ウォーターマン
 杉田は久坂の志を察見(さっけん)し、玉(ぎょく)意(い)を聴聞(ちょうもん)して、久坂に伝達してくれた。
「陛下は、戦争を憂慮しておられる。平和的解決を、飽(あ)く迄も望まれている」
 久坂は杉田から天意(てんい)を拝聴し、身の震える程の感動を覚え、覚醒(かくせい)した。
(何とかせねば。何とかせねばならぬ)
 久坂は孤高の苦海の波浪(はろう)を浴びながら、孤軍奮闘し始めたのである。

 北朝鮮の国営放送は、連日日朝開戦近しと放映し、世論で戦意を駆り立てていた。磨生は北朝鮮総攻撃令、日本海作戦の発動を指令、北朝鮮の核ミサイル迎撃体制も整えた。
 八月十四日、久坂は宰政公邸に現出し、磨生に面会を求めた。久坂は顔パスで応接室に通された。数分後、ノーネクタイで白の半袖ワイシャツに黒ズボンという格好で磨生が入室してきた。 久坂はベージュ色の背広上下に身を包んでいる。
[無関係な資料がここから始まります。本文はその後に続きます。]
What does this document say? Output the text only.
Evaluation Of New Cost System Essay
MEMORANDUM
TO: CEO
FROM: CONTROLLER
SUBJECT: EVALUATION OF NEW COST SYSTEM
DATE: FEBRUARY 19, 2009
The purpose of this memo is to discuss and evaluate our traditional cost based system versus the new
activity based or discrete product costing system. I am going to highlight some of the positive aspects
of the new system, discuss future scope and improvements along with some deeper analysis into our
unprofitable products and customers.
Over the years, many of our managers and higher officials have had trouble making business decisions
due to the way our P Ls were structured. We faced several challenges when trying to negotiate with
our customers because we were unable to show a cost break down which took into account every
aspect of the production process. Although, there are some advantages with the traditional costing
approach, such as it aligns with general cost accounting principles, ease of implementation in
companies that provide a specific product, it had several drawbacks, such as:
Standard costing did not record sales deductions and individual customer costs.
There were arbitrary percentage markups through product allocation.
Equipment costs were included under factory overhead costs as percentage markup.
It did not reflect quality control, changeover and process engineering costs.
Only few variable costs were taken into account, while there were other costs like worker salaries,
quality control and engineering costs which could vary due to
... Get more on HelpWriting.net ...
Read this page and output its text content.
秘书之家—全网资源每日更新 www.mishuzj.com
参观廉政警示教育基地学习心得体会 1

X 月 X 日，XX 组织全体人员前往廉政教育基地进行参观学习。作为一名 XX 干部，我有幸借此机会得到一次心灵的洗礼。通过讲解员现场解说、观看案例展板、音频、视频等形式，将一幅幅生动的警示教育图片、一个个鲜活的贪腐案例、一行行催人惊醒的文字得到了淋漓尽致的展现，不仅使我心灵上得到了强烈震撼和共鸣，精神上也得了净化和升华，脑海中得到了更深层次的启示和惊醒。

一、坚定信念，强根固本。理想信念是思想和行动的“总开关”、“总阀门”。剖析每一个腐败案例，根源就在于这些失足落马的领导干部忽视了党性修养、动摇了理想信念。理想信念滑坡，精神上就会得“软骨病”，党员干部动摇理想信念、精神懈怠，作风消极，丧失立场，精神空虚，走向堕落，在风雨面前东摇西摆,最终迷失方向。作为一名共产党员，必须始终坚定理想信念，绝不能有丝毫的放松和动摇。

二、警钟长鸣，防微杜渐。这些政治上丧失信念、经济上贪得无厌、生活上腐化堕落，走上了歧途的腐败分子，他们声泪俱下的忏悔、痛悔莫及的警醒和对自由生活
二人共歯(し)次(じ)を見せている。
「君に会おうと思っていた」
キラリッと光彩(こうさい)が放たれ、赤光(しゃっこう)が散華(さんげ)した。
「久坂」
「磨生よ」
 磨生の体内に、鋭利(えいり)なナイフがある。磨生は、久坂の胸部(きょうぶ)に倒れかかった。
「何故だ」
「戦争回避の為だ」
「馬鹿な」
 磨生は前のめりに沈んでいく。
「キャー」
 お茶を運んできたメイドが、ガラスコップを放擲(ほうてき)して逃げ出した。久坂はクールな面相でドアーに鍵をした。ぐったりと俯(うつぶ)せている磨生を仰向けにし、短刀を今一度回転させて、磨生の臓腑(ぞうふ)を抉(えぐ)った。磨生の断末魔(だんまつま)の呻(うめ)きが途切れると、小刀(こがたな)を抜きとった。